Elle a mauvais caractère.

SOPHIE.

Depuis qu’elle a été nommée professeur au Lycée Racine. Ça lui a pris le jour de sa nomination. Elle est tout le temps sur mon dos à me faire des observations. L’autre jour, pour aller au concert, ç’a été la croix et la bannière. Elle ne me laisse pas sortir le soir, ni même l’après-midi toute seule.

GAMARÉ, lui passant la main autour de la taille et l’embrassant.

Elle a raison ! Elle a raison !

SOPHIE.

Comment ? Elle a raison ?

GAMARÉ.

Moi si j’habitais avec vous, je vous empêcherais bien de mal tourner... de mal tourner avec les autres.

SOPHIE, allant écouter.

Ce n’est rien. J’avais cru l’entendre bouger... Elle s’est couchée de bonne heure parce que demain elle se lève de bonne heure pour son cours. Je crois que nous allons être tranquilles... Voulez-vous vous rafraîchir ?

GAMARÉ.

Je ne suis pas venu ici pour ça.

SOPHIE.

Voulez-vous un peu d’eau-de-vie ?

GAMARÉ.

Non. Je mangerais plutôt un peu de viande froide. J’ai dîné à six heures et demie. Je commence à avoir l’estomac creux. Mais si vous n’en avez pas, ne vous dérangez pas.

SOPHIE.

J’ai la moitié du gigot de tout à l’heure.

Elle le sert sur la table.

GAMARÉ.

Oh ! ça me suffira. Avec une bouteille de vin et un quart de fromage...

SOPHIE.

Et un morceau de tarte. Il m’en reste de midi.

GAMARÉ.

Ça me suffira tout à fait.

SOPHIE.

Vous prendrez bien un peu de café par là-dessus ?

GAMARÉ.

Jamais avant !

SOPHIE.

Jamais avant ?

GAMARÉ.

Jamais avant ce qui va se passer.

SOPHIE.

Mais qu’est-ce que vous croyez qu’il va se passer ?

GAMARÉ.

Il va se passer quelque chose.

SOPHIE.

Jamais de la vie, par exemple !

GAMARÉ.

Oui, les femmes disent toujours : non, et jamais...

Il l’embrasse.

Je t’aime. Et tu vas voir comme je sais aimer... aussitôt que j’aurai mangé du gigot froid.

SOPHIE.

Allons, mettez-vous à table.

GAMARÉ, mangeant.

Le gigot froid, c’est excellent...

S’arrêtant.

C’est égal, si cette brave dame, la veuve Tontaine, savait que je viens lui manger la viande de boucherie qu’elle paie avec son argent.

SOPHIE.

Ça vous gêne ?

GAMARÉ.

Non.
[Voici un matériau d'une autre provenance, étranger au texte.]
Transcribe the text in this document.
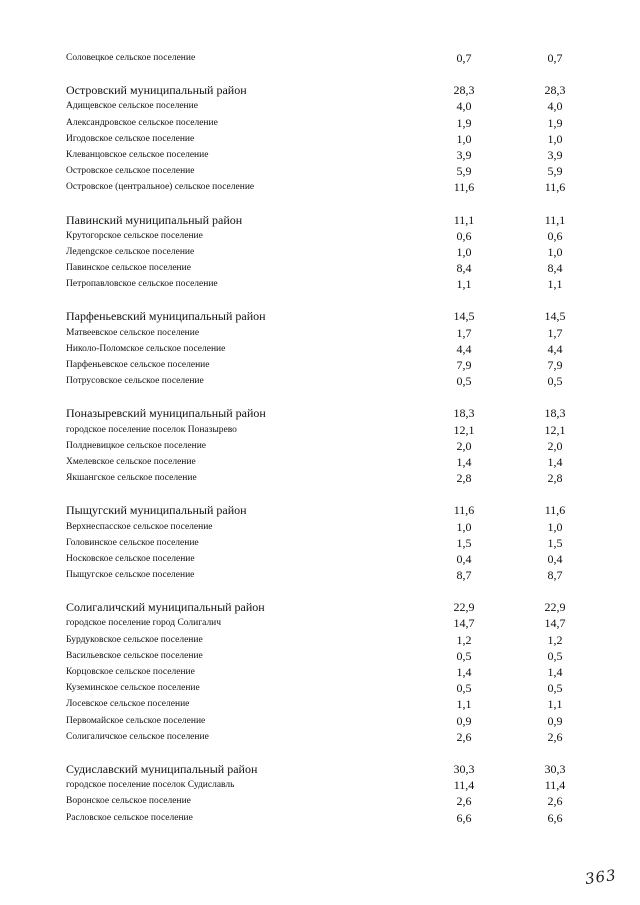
Соловецкое сельское поселение	0,7	0,7
Островский муниципальный район	28,3	28,3
Адищевское сельское поселение	4,0	4,0
Александровское сельское поселение	1,9	1,9
Игодовское сельское поселение	1,0	1,0
Клеванцовское сельское поселение	3,9	3,9
Островское сельское поселение	5,9	5,9
Островское (центральное) сельское поселение	11,6	11,6
Павинский муниципальный район	11,1	11,1
Крутогорское сельское поселение	0,6	0,6
Ледengское сельское поселение	1,0	1,0
Павинское сельское поселение	8,4	8,4
Петропавловское сельское поселение	1,1	1,1
Парфеньевский муниципальный район	14,5	14,5
Матвеевское сельское поселение	1,7	1,7
Николо-Поломское сельское поселение	4,4	4,4
Парфеньевское сельское поселение	7,9	7,9
Потрусовское сельское поселение	0,5	0,5
Поназыревский муниципальный район	18,3	18,3
городское поселение поселок Поназырево	12,1	12,1
Полдневицкое сельское поселение	2,0	2,0
Хмелевское сельское поселение	1,4	1,4
Якшангское сельское поселение	2,8	2,8
Пыщугский муниципальный район	11,6	11,6
Верхнеспасское сельское поселение	1,0	1,0
Головинское сельское поселение	1,5	1,5
Носковское сельское поселение	0,4	0,4
Пыщугское сельское поселение	8,7	8,7
Солигаличский муниципальный район	22,9	22,9
городское поселение город Солигалич	14,7	14,7
Бурдуковское сельское поселение	1,2	1,2
Васильевское сельское поселение	0,5	0,5
Корцовское сельское поселение	1,4	1,4
Куземинское сельское поселение	0,5	0,5
Лосевское сельское поселение	1,1	1,1
Первомайское сельское поселение	0,9	0,9
Солигаличское сельское поселение	2,6	2,6
Судиславский муниципальный район	30,3	30,3
городское поселение поселок Судиславль	11,4	11,4
Воронское сельское поселение	2,6	2,6
Расловское сельское поселение	6,6	6,6
363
Je m’en fous. Mais c est pour dire.

Il se remet à manger.

Eh bien ! vois-tu, dans la vie, je n’en demande pas plus. Manger de la bonne viande, du bon fromage avec du bon Bourgogne. Dire quelques mots par là-dessus à une bonne petite femme. Et quand tout est fini, ma tasse de café très chaud, avec deux verres de rhum. Le café me remet en état, nom d’un chien ! et je suis prêt à recommencer toute la série : le gigot, le fromage, le bourgogne et la petite femme...

Il se lève.

Et sais-tu ce que j’aime le mieux dans tout ça ? le sais-tu ?... C’est toi... Je t’aime mieux que le mouton... Attention !

SOPHIE.

Voilà Madame... Qu’est-ce qu’elle veut ?... Cachez-vous par là.
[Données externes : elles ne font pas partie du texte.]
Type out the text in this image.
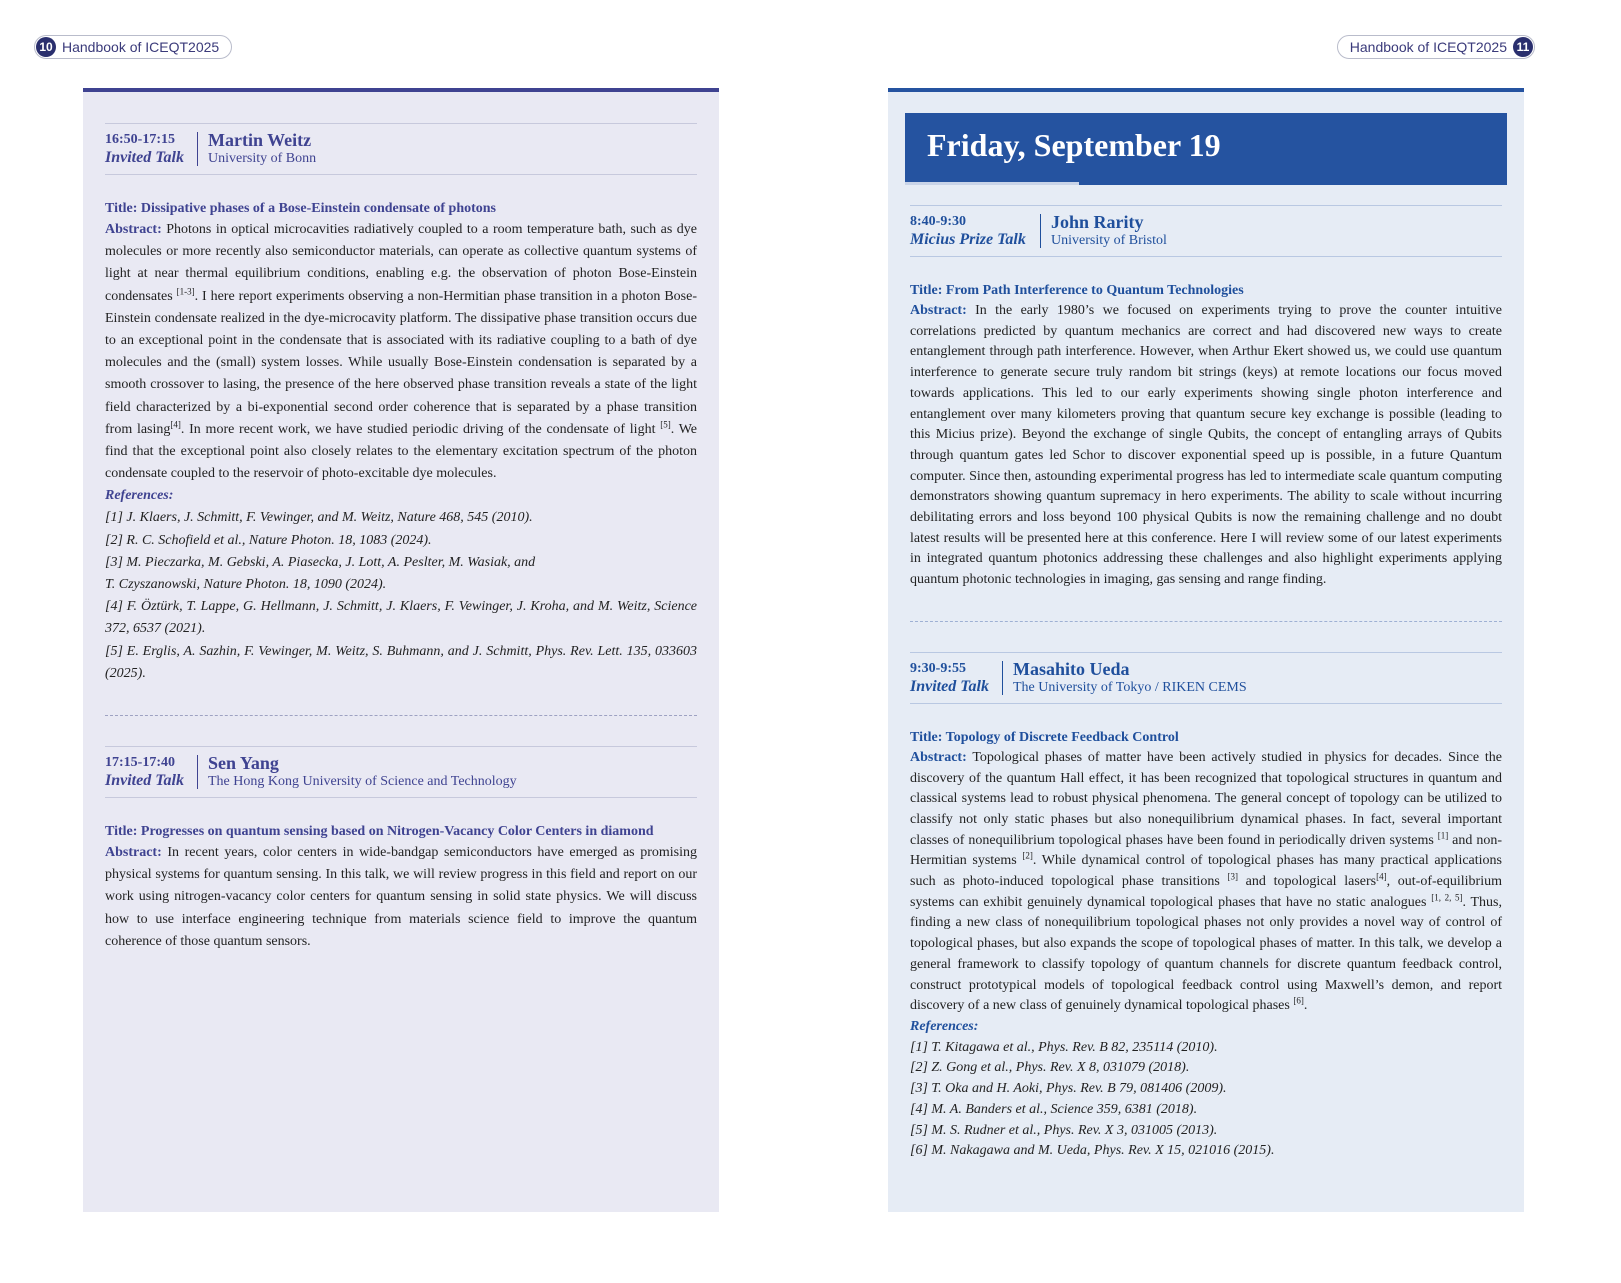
10 Handbook of ICEQT2025	Handbook of ICEQT2025 11
16:50-17:15
Invited Talk
Martin Weitz
University of Bonn
Title: Dissipative phases of a Bose-Einstein condensate of photons
Abstract: Photons in optical microcavities radiatively coupled to a room temperature bath, such as dye molecules or more recently also semiconductor materials, can operate as collective quantum systems of light at near thermal equilibrium conditions, enabling e.g. the observation of photon Bose-Einstein condensates [1-3]. I here report experiments observing a non-Hermitian phase transition in a photon Bose-Einstein condensate realized in the dye-microcavity platform. The dissipative phase transition occurs due to an exceptional point in the condensate that is associated with its radiative coupling to a bath of dye molecules and the (small) system losses. While usually Bose-Einstein condensation is separated by a smooth crossover to lasing, the presence of the here observed phase transition reveals a state of the light field characterized by a bi-exponential second order coherence that is separated by a phase transition from lasing[4]. In more recent work, we have studied periodic driving of the condensate of light [5]. We find that the exceptional point also closely relates to the elementary excitation spectrum of the photon condensate coupled to the reservoir of photo-excitable dye molecules.
References:
[1] J. Klaers, J. Schmitt, F. Vewinger, and M. Weitz, Nature 468, 545 (2010).
[2] R. C. Schofield et al., Nature Photon. 18, 1083 (2024).
[3] M. Pieczarka, M. Gebski, A. Piasecka, J. Lott, A. Peslter, M. Wasiak, and
T. Czyszanowski, Nature Photon. 18, 1090 (2024).
[4] F. Öztürk, T. Lappe, G. Hellmann, J. Schmitt, J. Klaers, F. Vewinger, J. Kroha, and M. Weitz, Science 372, 6537 (2021).
[5] E. Erglis, A. Sazhin, F. Vewinger, M. Weitz, S. Buhmann, and J. Schmitt, Phys. Rev. Lett. 135, 033603 (2025).
17:15-17:40
Invited Talk
Sen Yang
The Hong Kong University of Science and Technology
Title: Progresses on quantum sensing based on Nitrogen-Vacancy Color Centers in diamond
Abstract: In recent years, color centers in wide-bandgap semiconductors have emerged as promising physical systems for quantum sensing. In this talk, we will review progress in this field and report on our work using nitrogen-vacancy color centers for quantum sensing in solid state physics. We will discuss how to use interface engineering technique from materials science field to improve the quantum coherence of those quantum sensors.
Friday, September 19
8:40-9:30
Micius Prize Talk
John Rarity
University of Bristol
Title: From Path Interference to Quantum Technologies
Abstract: In the early 1980’s we focused on experiments trying to prove the counter intuitive correlations predicted by quantum mechanics are correct and had discovered new ways to create entanglement through path interference. However, when Arthur Ekert showed us, we could use quantum interference to generate secure truly random bit strings (keys) at remote locations our focus moved towards applications. This led to our early experiments showing single photon interference and entanglement over many kilometers proving that quantum secure key exchange is possible (leading to this Micius prize). Beyond the exchange of single Qubits, the concept of entangling arrays of Qubits through quantum gates led Schor to discover exponential speed up is possible, in a future Quantum computer. Since then, astounding experimental progress has led to intermediate scale quantum computing demonstrators showing quantum supremacy in hero experiments. The ability to scale without incurring debilitating errors and loss beyond 100 physical Qubits is now the remaining challenge and no doubt latest results will be presented here at this conference. Here I will review some of our latest experiments in integrated quantum photonics addressing these challenges and also highlight experiments applying quantum photonic technologies in imaging, gas sensing and range finding.
9:30-9:55
Invited Talk
Masahito Ueda
The University of Tokyo / RIKEN CEMS
Title: Topology of Discrete Feedback Control
Abstract: Topological phases of matter have been actively studied in physics for decades. Since the discovery of the quantum Hall effect, it has been recognized that topological structures in quantum and classical systems lead to robust physical phenomena. The general concept of topology can be utilized to classify not only static phases but also nonequilibrium dynamical phases. In fact, several important classes of nonequilibrium topological phases have been found in periodically driven systems [1] and non-Hermitian systems [2]. While dynamical control of topological phases has many practical applications such as photo-induced topological phase transitions [3] and topological lasers[4], out-of-equilibrium systems can exhibit genuinely dynamical topological phases that have no static analogues [1, 2, 5]. Thus, finding a new class of nonequilibrium topological phases not only provides a novel way of control of topological phases, but also expands the scope of topological phases of matter. In this talk, we develop a general framework to classify topology of quantum channels for discrete quantum feedback control, construct prototypical models of topological feedback control using Maxwell’s demon, and report discovery of a new class of genuinely dynamical topological phases [6].
References:
[1] T. Kitagawa et al., Phys. Rev. B 82, 235114 (2010).
[2] Z. Gong et al., Phys. Rev. X 8, 031079 (2018).
[3] T. Oka and H. Aoki, Phys. Rev. B 79, 081406 (2009).
[4] M. A. Banders et al., Science 359, 6381 (2018).
[5] M. S. Rudner et al., Phys. Rev. X 3, 031005 (2013).
[6] M. Nakagawa and M. Ueda, Phys. Rev. X 15, 021016 (2015).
Elle le pousse à droite, au fond.

 

 

Scène II

 

VEUVE TONTAINE, SOPHIE

 

VEUVE TONTAINE.

Vous, vous alliez sortir !

SOPHIE.

Non, madame.

VEUVE TONTAINE.

Vous, vous alliez sortir. Je vois ça à votre figure. On ne me cache rien à moi...

SOPHIE.

J’affirme à madame que je n’avais pas l’intention de sortir.

VEUVE TONTAINE.

Vous mentez ! Vous mentez effrontément. D’ailleurs, je sais un moyen bien simple de vous en empêcher.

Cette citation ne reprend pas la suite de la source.